Do the wielders of the sheet believe they're portraying Roman soldiers? They march off more or less in step, revealing that Mary has dispensed with her padding. She's supine in the hay and cradling a swaddled baby doll. Joseph stands beside her with a bemused expression that seems both psychologically accurate and dangerously comical. My smothered nervous giggle earns a sharp glance from Bebe, and I'm glad when the shepherds strike up 'Once in Royal David's City'. It soothes my nerves almost to the end of the first line.

It isn't just that the three Magi have entered in time with the carol, nor that the third of them is Mark. I have the notion that someone sang not 'city' but a similar and entirely unbecoming word. Even if they did, why should I blame Mark? I watch his lips but can't tell whether somebody sings 'pile' for 'child' and, if so, whether he does. Suppose all this is happening, is it any worse than childishness? The teacher in the wings is rubbing his magic cranium no harder than before. Perhaps my impressions are just symptoms of jet lag, but I'm almost relieved when the carol ends and the three robed boys knock at the stable door.

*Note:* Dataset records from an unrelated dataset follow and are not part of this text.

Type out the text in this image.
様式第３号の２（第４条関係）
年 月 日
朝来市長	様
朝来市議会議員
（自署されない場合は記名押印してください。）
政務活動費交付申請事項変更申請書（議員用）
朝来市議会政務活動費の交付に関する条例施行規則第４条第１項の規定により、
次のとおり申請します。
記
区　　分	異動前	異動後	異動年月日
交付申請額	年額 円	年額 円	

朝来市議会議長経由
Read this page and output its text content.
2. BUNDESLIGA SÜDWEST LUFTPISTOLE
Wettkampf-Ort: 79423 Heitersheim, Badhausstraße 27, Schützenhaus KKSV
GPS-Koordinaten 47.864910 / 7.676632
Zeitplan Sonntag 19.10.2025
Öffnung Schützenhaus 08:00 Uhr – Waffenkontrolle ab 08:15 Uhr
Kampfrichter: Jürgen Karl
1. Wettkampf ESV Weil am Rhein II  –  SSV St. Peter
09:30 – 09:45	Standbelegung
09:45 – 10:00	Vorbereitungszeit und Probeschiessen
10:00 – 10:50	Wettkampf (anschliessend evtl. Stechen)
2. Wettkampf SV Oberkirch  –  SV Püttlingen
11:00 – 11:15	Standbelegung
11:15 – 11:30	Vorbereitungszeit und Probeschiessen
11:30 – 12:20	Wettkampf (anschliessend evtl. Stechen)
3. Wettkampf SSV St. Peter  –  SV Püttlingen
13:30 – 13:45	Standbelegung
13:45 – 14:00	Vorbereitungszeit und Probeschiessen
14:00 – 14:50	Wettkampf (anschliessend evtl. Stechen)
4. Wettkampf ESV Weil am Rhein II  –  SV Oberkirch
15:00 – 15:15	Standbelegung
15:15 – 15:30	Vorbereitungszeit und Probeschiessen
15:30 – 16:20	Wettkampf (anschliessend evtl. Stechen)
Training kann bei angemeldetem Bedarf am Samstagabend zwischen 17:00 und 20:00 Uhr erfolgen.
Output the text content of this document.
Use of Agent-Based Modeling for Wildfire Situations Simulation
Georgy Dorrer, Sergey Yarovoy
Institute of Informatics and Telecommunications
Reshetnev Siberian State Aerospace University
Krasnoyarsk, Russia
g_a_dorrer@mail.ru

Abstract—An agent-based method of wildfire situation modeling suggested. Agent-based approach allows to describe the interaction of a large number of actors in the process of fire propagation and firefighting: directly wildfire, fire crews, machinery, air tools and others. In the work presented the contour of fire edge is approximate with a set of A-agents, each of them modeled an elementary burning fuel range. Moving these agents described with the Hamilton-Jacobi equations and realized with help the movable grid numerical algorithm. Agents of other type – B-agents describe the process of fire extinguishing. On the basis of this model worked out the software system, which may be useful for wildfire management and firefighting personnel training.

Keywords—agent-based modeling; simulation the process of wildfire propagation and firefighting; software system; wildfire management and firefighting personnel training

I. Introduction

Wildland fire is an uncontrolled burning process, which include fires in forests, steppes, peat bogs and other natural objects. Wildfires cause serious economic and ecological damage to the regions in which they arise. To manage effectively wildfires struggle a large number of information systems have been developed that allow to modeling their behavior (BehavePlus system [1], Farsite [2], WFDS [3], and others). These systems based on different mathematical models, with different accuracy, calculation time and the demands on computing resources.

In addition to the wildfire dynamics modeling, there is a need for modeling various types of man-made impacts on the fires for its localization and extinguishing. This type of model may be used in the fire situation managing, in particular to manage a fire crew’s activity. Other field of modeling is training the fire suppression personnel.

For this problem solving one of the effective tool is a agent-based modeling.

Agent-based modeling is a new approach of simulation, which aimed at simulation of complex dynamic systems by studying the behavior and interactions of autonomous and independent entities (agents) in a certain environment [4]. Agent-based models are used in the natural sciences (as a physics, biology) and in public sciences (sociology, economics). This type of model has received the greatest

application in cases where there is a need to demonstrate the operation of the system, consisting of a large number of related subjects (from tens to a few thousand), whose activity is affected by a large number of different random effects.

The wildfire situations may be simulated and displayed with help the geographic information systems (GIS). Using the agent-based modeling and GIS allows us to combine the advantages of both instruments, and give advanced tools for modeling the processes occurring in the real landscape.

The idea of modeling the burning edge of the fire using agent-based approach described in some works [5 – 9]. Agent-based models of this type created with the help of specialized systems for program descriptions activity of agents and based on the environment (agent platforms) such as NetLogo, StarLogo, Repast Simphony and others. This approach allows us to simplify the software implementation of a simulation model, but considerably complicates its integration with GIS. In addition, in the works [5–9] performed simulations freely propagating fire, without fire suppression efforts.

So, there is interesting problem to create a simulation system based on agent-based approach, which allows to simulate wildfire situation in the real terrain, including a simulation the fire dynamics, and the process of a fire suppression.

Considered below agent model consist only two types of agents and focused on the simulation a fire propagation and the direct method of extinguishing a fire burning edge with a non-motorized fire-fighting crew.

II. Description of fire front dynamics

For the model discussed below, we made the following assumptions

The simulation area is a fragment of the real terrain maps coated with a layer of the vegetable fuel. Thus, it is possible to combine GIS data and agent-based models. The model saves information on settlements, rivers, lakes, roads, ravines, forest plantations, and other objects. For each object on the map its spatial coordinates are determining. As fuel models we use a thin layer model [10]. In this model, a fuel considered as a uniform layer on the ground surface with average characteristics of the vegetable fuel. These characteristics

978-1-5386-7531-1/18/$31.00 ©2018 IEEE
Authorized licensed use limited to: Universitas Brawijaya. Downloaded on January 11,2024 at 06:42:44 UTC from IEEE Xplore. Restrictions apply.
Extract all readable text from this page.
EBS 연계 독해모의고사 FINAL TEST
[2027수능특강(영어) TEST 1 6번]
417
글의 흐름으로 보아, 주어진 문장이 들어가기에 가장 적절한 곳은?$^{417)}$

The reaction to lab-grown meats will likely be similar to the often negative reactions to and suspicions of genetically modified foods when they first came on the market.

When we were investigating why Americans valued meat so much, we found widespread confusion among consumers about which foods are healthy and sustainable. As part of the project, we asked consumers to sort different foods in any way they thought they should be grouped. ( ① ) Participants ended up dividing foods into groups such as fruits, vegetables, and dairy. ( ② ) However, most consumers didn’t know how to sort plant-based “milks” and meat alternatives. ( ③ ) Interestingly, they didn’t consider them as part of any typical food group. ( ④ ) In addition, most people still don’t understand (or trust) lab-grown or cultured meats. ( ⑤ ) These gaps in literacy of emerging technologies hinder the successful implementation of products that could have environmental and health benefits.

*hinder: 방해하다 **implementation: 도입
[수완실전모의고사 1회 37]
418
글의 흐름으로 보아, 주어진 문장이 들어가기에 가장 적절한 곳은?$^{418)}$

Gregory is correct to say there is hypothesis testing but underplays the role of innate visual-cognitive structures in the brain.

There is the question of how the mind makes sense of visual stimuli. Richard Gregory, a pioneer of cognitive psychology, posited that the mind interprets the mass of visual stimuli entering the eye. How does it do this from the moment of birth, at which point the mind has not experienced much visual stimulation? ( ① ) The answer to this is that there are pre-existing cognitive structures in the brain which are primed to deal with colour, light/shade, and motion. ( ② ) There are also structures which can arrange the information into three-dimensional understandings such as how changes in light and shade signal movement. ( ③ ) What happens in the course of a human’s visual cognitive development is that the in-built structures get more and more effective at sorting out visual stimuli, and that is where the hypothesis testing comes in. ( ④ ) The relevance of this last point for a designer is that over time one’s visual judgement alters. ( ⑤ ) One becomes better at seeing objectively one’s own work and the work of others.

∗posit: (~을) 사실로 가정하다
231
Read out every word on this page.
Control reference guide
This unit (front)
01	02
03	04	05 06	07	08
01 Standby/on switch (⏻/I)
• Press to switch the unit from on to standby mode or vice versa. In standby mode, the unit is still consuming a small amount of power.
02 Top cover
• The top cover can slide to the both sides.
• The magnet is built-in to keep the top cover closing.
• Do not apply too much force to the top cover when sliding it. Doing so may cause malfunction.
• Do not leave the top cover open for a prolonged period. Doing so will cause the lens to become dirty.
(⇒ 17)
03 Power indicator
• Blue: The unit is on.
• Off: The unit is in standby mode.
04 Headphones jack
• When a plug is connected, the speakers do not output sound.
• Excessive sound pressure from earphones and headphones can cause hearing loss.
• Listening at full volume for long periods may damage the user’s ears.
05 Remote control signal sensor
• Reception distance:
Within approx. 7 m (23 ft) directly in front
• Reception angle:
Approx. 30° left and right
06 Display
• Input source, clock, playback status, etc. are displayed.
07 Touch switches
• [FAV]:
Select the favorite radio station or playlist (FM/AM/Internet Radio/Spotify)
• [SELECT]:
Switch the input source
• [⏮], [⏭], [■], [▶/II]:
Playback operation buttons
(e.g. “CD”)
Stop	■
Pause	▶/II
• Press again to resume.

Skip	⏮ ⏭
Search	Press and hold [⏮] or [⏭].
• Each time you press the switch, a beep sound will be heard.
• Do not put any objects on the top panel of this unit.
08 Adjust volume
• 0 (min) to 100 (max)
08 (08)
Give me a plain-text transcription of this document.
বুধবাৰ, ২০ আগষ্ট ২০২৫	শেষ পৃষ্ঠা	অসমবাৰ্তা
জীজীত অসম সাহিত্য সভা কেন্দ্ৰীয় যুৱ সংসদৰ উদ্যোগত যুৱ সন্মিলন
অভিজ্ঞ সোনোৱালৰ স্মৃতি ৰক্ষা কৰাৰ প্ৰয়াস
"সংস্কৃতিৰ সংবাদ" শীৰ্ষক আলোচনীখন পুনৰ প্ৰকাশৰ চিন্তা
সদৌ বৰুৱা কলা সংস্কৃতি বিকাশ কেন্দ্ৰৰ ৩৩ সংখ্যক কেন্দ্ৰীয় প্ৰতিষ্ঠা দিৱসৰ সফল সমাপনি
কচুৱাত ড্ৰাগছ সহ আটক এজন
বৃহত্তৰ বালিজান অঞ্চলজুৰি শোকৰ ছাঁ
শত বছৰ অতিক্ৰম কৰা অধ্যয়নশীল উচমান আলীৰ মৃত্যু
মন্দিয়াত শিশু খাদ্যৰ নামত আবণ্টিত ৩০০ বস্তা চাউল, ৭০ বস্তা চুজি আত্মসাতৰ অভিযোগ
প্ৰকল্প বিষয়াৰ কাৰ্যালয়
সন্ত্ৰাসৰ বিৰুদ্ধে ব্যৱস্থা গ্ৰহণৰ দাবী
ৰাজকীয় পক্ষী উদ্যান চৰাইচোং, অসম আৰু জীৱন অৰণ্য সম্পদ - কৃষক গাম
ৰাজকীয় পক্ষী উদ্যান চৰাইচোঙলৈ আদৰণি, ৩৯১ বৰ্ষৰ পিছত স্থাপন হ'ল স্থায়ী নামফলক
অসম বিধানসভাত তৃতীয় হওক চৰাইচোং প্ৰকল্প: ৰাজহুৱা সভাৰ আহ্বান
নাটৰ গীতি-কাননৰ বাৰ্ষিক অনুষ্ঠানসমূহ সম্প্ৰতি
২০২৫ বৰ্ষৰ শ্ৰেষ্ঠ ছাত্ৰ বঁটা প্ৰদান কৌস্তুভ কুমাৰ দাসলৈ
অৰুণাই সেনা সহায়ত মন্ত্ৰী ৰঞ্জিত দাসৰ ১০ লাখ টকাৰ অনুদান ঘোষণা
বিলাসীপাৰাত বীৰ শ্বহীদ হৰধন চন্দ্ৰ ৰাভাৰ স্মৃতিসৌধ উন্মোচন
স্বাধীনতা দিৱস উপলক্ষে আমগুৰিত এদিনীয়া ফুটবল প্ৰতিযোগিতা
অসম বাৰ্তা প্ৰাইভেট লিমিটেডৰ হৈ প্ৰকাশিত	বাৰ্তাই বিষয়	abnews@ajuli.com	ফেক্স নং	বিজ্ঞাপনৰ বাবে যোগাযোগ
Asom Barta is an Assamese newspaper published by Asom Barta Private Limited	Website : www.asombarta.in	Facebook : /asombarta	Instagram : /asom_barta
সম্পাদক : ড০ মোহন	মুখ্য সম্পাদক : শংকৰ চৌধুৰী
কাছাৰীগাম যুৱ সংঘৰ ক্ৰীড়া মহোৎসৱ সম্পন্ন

The one carrying a small chest is the first to deliver his tribute – gold pieces or more likely chocolate coins wrapped in foil. The second boy bows lower as he presents Mary with a blue perfume bottle representing frankincense. She shows it to the doll and hands it to Joseph as Mark steps forward. He's bearing a pottery jar in which Natalie stores pasta. So loudly that I'm not the only person to jump he says 'The third Magus brings you myrrh.'

Can't he bear the silence? He's the only member of the trio who spoke. The teacher leans out of the wings, massaging his scalp madly. I'm loath to glance at Natalie, never mind her parents, because Mark seemed to relish the last word so much that it resembled a bray. As its echo lingers and lengthens inside my head he takes a last step. Perhaps he only means to bow lowest of all, or does he trip over his robe or slip on the hay? In any event, the jar flies out of his hands.